Conversely, fewer employers are posting job vacancies, and fewer employees are leaving for other options. Employees are more prone to leave a stable employment environment in search of new, better-paying positions. Reduction in quits indicates that fewer employment are becoming available for unemployed individuals.

“Returning employees and recent graduates are finding it very difficult to get hired,” said Daniel Zhao, head economist at the job website Glassdoor. “And so for those folks, it certainly feels even worse because they can’t get their foot in the door.”

Many companies seemed to have been pickier about who they recruited in July and August, according to the Fed’s Beige Book, a compilation of stories from the 12 regional Fed banks. Furthermore, according to a Conference Board poll conducted in August, the percentage of Americans who believe it is difficult to obtain a job has been growing, a pattern that is often associated with a higher unemployment rate.

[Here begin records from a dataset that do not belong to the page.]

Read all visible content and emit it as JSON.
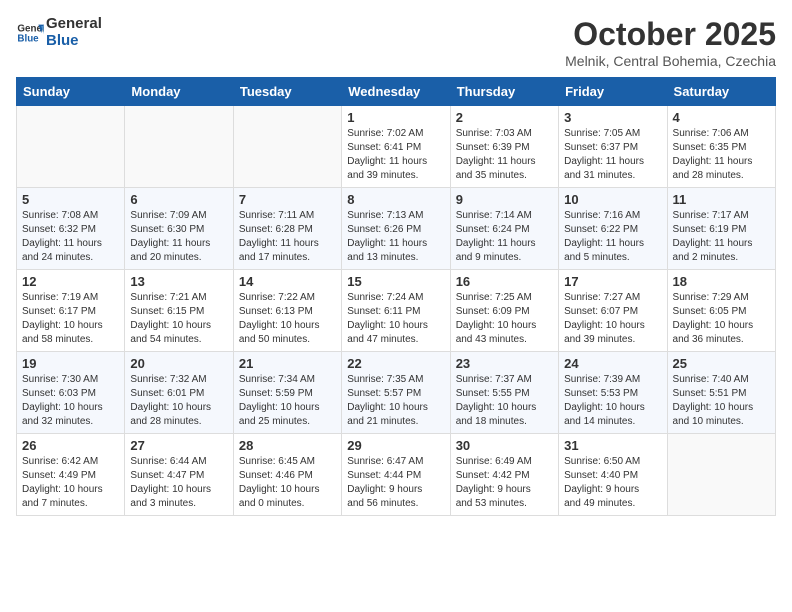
{
  "header": {
    "logo_line1": "General",
    "logo_line2": "Blue",
    "month_title": "October 2025",
    "subtitle": "Melnik, Central Bohemia, Czechia"
  },
  "weekdays": [
    "Sunday",
    "Monday",
    "Tuesday",
    "Wednesday",
    "Thursday",
    "Friday",
    "Saturday"
  ],
  "weeks": [
    [
      {
        "day": "",
        "info": ""
      },
      {
        "day": "",
        "info": ""
      },
      {
        "day": "",
        "info": ""
      },
      {
        "day": "1",
        "info": "Sunrise: 7:02 AM\nSunset: 6:41 PM\nDaylight: 11 hours\nand 39 minutes."
      },
      {
        "day": "2",
        "info": "Sunrise: 7:03 AM\nSunset: 6:39 PM\nDaylight: 11 hours\nand 35 minutes."
      },
      {
        "day": "3",
        "info": "Sunrise: 7:05 AM\nSunset: 6:37 PM\nDaylight: 11 hours\nand 31 minutes."
      },
      {
        "day": "4",
        "info": "Sunrise: 7:06 AM\nSunset: 6:35 PM\nDaylight: 11 hours\nand 28 minutes."
      }
    ],
    [
      {
        "day": "5",
        "info": "Sunrise: 7:08 AM\nSunset: 6:32 PM\nDaylight: 11 hours\nand 24 minutes."
      },
      {
        "day": "6",
        "info": "Sunrise: 7:09 AM\nSunset: 6:30 PM\nDaylight: 11 hours\nand 20 minutes."
      },
      {
        "day": "7",
        "info": "Sunrise: 7:11 AM\nSunset: 6:28 PM\nDaylight: 11 hours\nand 17 minutes."
      },
      {
        "day": "8",
        "info": "Sunrise: 7:13 AM\nSunset: 6:26 PM\nDaylight: 11 hours\nand 13 minutes."
      },
      {
        "day": "9",
        "info": "Sunrise: 7:14 AM\nSunset: 6:24 PM\nDaylight: 11 hours\nand 9 minutes."
      },
      {
        "day": "10",
        "info": "Sunrise: 7:16 AM\nSunset: 6:22 PM\nDaylight: 11 hours\nand 5 minutes."
      },
      {
        "day": "11",
        "info": "Sunrise: 7:17 AM\nSunset: 6:19 PM\nDaylight: 11 hours\nand 2 minutes."
      }
    ],
    [
      {
        "day": "12",
        "info": "Sunrise: 7:19 AM\nSunset: 6:17 PM\nDaylight: 10 hours\nand 58 minutes."
      },
      {
        "day": "13",
        "info": "Sunrise: 7:21 AM\nSunset: 6:15 PM\nDaylight: 10 hours\nand 54 minutes."
      },
      {
        "day": "14",
        "info": "Sunrise: 7:22 AM\nSunset: 6:13 PM\nDaylight: 10 hours\nand 50 minutes."
      },
      {
        "day": "15",
        "info": "Sunrise: 7:24 AM\nSunset: 6:11 PM\nDaylight: 10 hours\nand 47 minutes."
      },
      {
        "day": "16",
        "info": "Sunrise: 7:25 AM\nSunset: 6:09 PM\nDaylight: 10 hours\nand 43 minutes."
      },
      {
        "day": "17",
        "info": "Sunrise: 7:27 AM\nSunset: 6:07 PM\nDaylight: 10 hours\nand 39 minutes."
      },
      {
        "day": "18",
        "info": "Sunrise: 7:29 AM\nSunset: 6:05 PM\nDaylight: 10 hours\nand 36 minutes."
      }
    ],
    [
      {
        "day": "19",
        "info": "Sunrise: 7:30 AM\nSunset: 6:03 PM\nDaylight: 10 hours\nand 32 minutes."
      },
      {
        "day": "20",
        "info": "Sunrise: 7:32 AM\nSunset: 6:01 PM\nDaylight: 10 hours\nand 28 minutes."
      },
      {
        "day": "21",
        "info": "Sunrise: 7:34 AM\nSunset: 5:59 PM\nDaylight: 10 hours\nand 25 minutes."
      },
      {
        "day": "22",
        "info": "Sunrise: 7:35 AM\nSunset: 5:57 PM\nDaylight: 10 hours\nand 21 minutes."
      },
      {
        "day": "23",
        "info": "Sunrise: 7:37 AM\nSunset: 5:55 PM\nDaylight: 10 hours\nand 18 minutes."
      },
      {
        "day": "24",
        "info": "Sunrise: 7:39 AM\nSunset: 5:53 PM\nDaylight: 10 hours\nand 14 minutes."
      },
      {
        "day": "25",
        "info": "Sunrise: 7:40 AM\nSunset: 5:51 PM\nDaylight: 10 hours\nand 10 minutes."
      }
    ],
    [
      {
        "day": "26",
        "info": "Sunrise: 6:42 AM\nSunset: 4:49 PM\nDaylight: 10 hours\nand 7 minutes."
      },
      {
        "day": "27",
        "info": "Sunrise: 6:44 AM\nSunset: 4:47 PM\nDaylight: 10 hours\nand 3 minutes."
      },
      {
        "day": "28",
        "info": "Sunrise: 6:45 AM\nSunset: 4:46 PM\nDaylight: 10 hours\nand 0 minutes."
      },
      {
        "day": "29",
        "info": "Sunrise: 6:47 AM\nSunset: 4:44 PM\nDaylight: 9 hours\nand 56 minutes."
      },
      {
        "day": "30",
        "info": "Sunrise: 6:49 AM\nSunset: 4:42 PM\nDaylight: 9 hours\nand 53 minutes."
      },
      {
        "day": "31",
        "info": "Sunrise: 6:50 AM\nSunset: 4:40 PM\nDaylight: 9 hours\nand 49 minutes."
      },
      {
        "day": "",
        "info": ""
      }
    ]
  ]
}
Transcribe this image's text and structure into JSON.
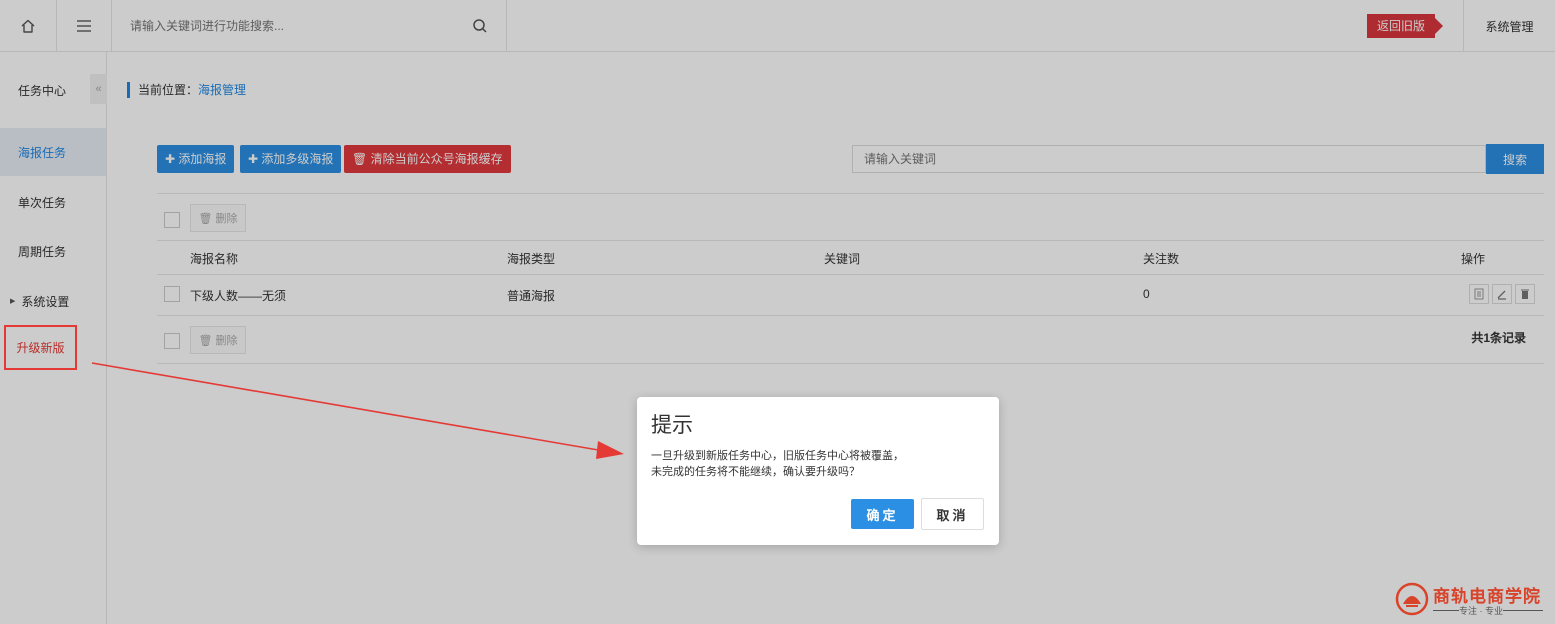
{
  "topbar": {
    "search_placeholder": "请输入关键词进行功能搜索...",
    "back_old_label": "返回旧版",
    "system_label": "系统管理"
  },
  "sidebar": {
    "title": "任务中心",
    "collapse": "«",
    "items": [
      {
        "label": "海报任务"
      },
      {
        "label": "单次任务"
      },
      {
        "label": "周期任务"
      },
      {
        "label": "系统设置"
      }
    ],
    "upgrade_label": "升级新版"
  },
  "breadcrumb": {
    "prefix": "当前位置：",
    "current": "海报管理"
  },
  "toolbar": {
    "add_poster": "✚ 添加海报",
    "add_multi_poster": "✚ 添加多级海报",
    "clear_cache": "🗑 清除当前公众号海报缓存",
    "keyword_placeholder": "请输入关键词",
    "search_label": "搜索"
  },
  "table": {
    "delete_label": "删除",
    "headers": [
      "海报名称",
      "海报类型",
      "关键词",
      "关注数",
      "操作"
    ],
    "rows": [
      {
        "name": "下级人数——无须",
        "type": "普通海报",
        "keyword": "",
        "followers": "0"
      }
    ],
    "total": "共1条记录"
  },
  "dialog": {
    "title": "提示",
    "line1": "一旦升级到新版任务中心，旧版任务中心将被覆盖，",
    "line2": "未完成的任务将不能继续，确认要升级吗？",
    "ok_label": "确定",
    "cancel_label": "取消"
  },
  "logo": {
    "text": "商轨电商学院",
    "sub": "专注 · 专业"
  },
  "colors": {
    "accent": "#2b8fe3",
    "danger": "#e0393e",
    "annotation": "#e53935"
  }
}
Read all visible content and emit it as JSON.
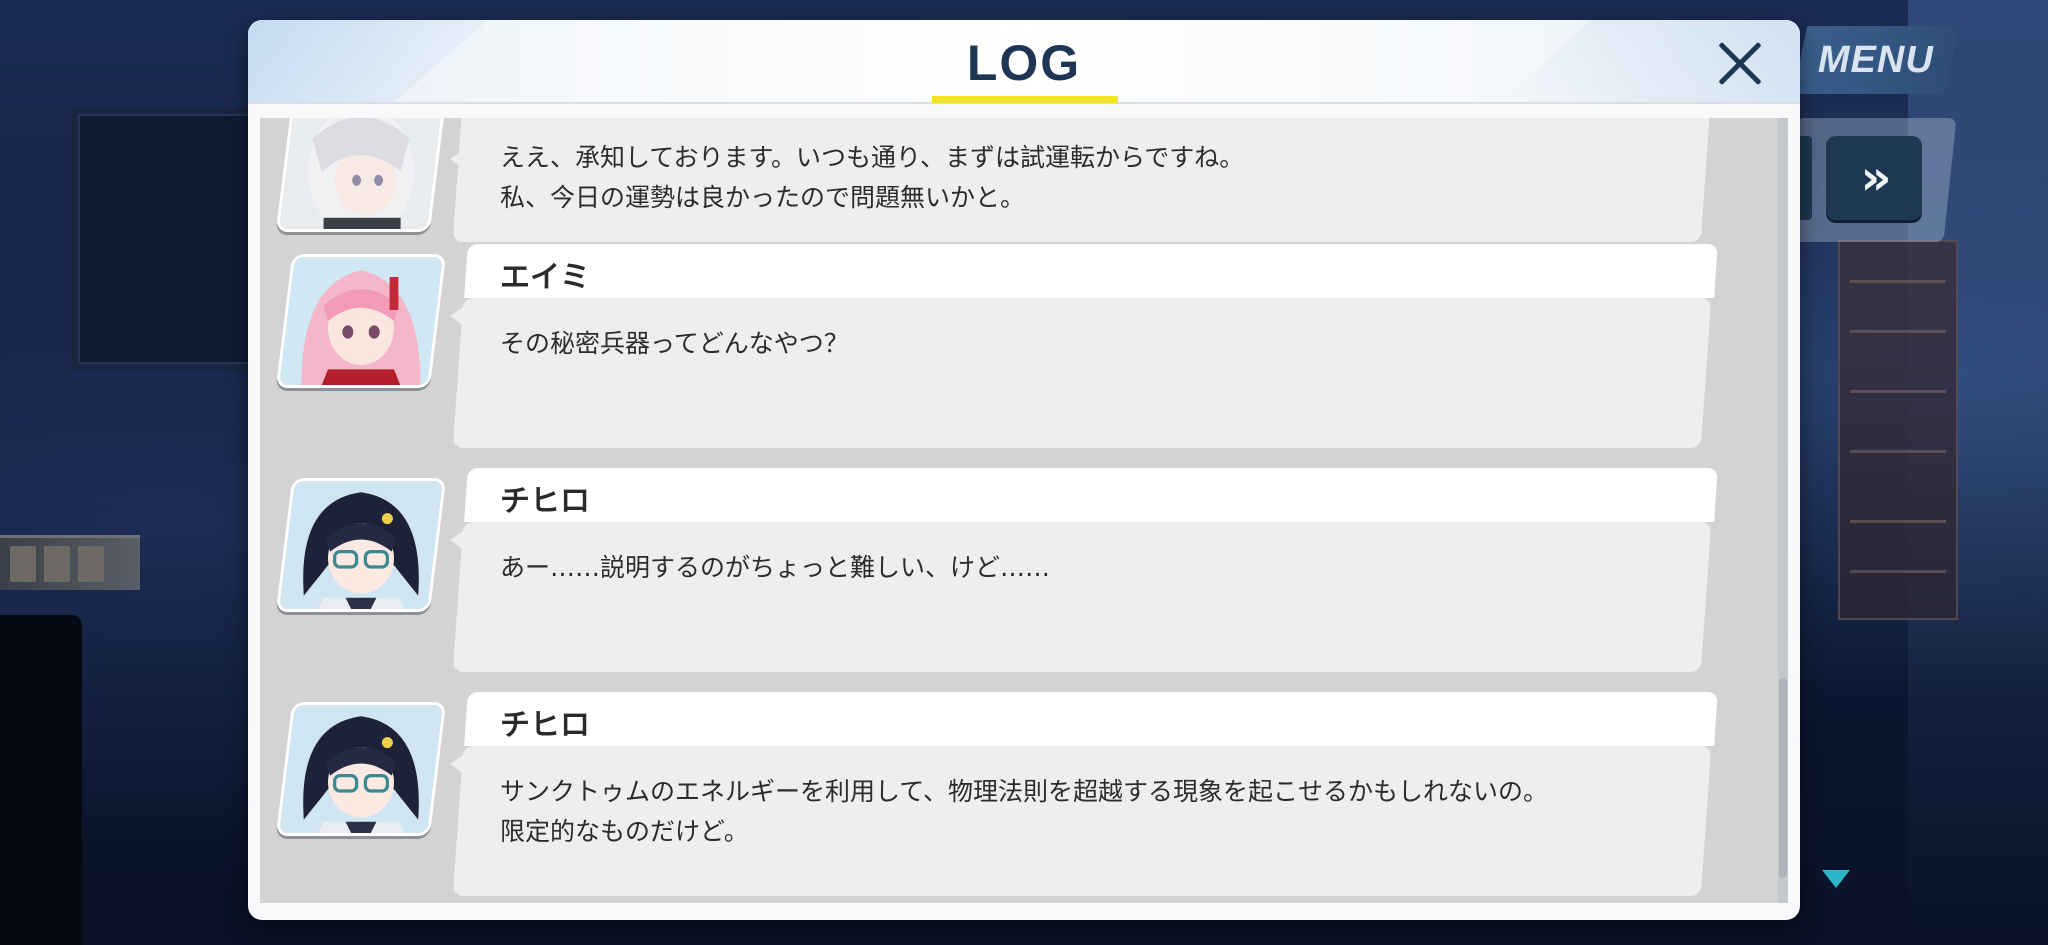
{
  "dialog": {
    "title": "LOG",
    "close_icon": "close-icon"
  },
  "hud": {
    "menu_label": "MENU",
    "fast_forward_label": "»",
    "scroll_down_icon": "triangle-down-icon"
  },
  "colors": {
    "title": "#1f3554",
    "title_underline": "#f3e325",
    "menu_button": "#2e4e78",
    "scroll_indicator": "#2ab7c9"
  },
  "log": {
    "entries": [
      {
        "speaker": "",
        "avatar": "white-haired-girl-avatar",
        "lines": [
          "ええ、承知しております。いつも通り、まずは試運転からですね。",
          "私、今日の運勢は良かったので問題無いかと。"
        ]
      },
      {
        "speaker": "エイミ",
        "avatar": "pink-haired-girl-avatar",
        "lines": [
          "その秘密兵器ってどんなやつ？"
        ]
      },
      {
        "speaker": "チヒロ",
        "avatar": "dark-haired-glasses-girl-avatar",
        "lines": [
          "あー……説明するのがちょっと難しい、けど……"
        ]
      },
      {
        "speaker": "チヒロ",
        "avatar": "dark-haired-glasses-girl-avatar",
        "lines": [
          "サンクトゥムのエネルギーを利用して、物理法則を超越する現象を起こせるかもしれないの。",
          "限定的なものだけど。"
        ]
      }
    ]
  }
}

Meanwhile, July saw a robust increase in consumer spending, which is the main engine of the US economy’s development. Additionally, the economy expanded in the April–June quarter at a strong 3% annual rate.

A especially dismal employment report might prompt the Fed to announce a significant rate decrease this month since Fed Chair Jerome Powell has made it plain that he does not want to see the labor market decline further.

Member of the Federal Reserve’s Board of Governors Christopher Waller is expected to speak at the University of Notre Dame later on Friday on the state of the economy. Waller, a powerful member of the board of directors, could be able to provide light on the Fed’s future plans.

According to some labor market analysts, significant rate reduction by the Fed would encourage some businesses to begin hiring sooner rather than later.

According to Becky Frankiewicz, head of Manpower’s North America division, “everyone’s in a bit of a holding pattern.” “Everyone’s watching that mid-September meeting, to free up and start spending.”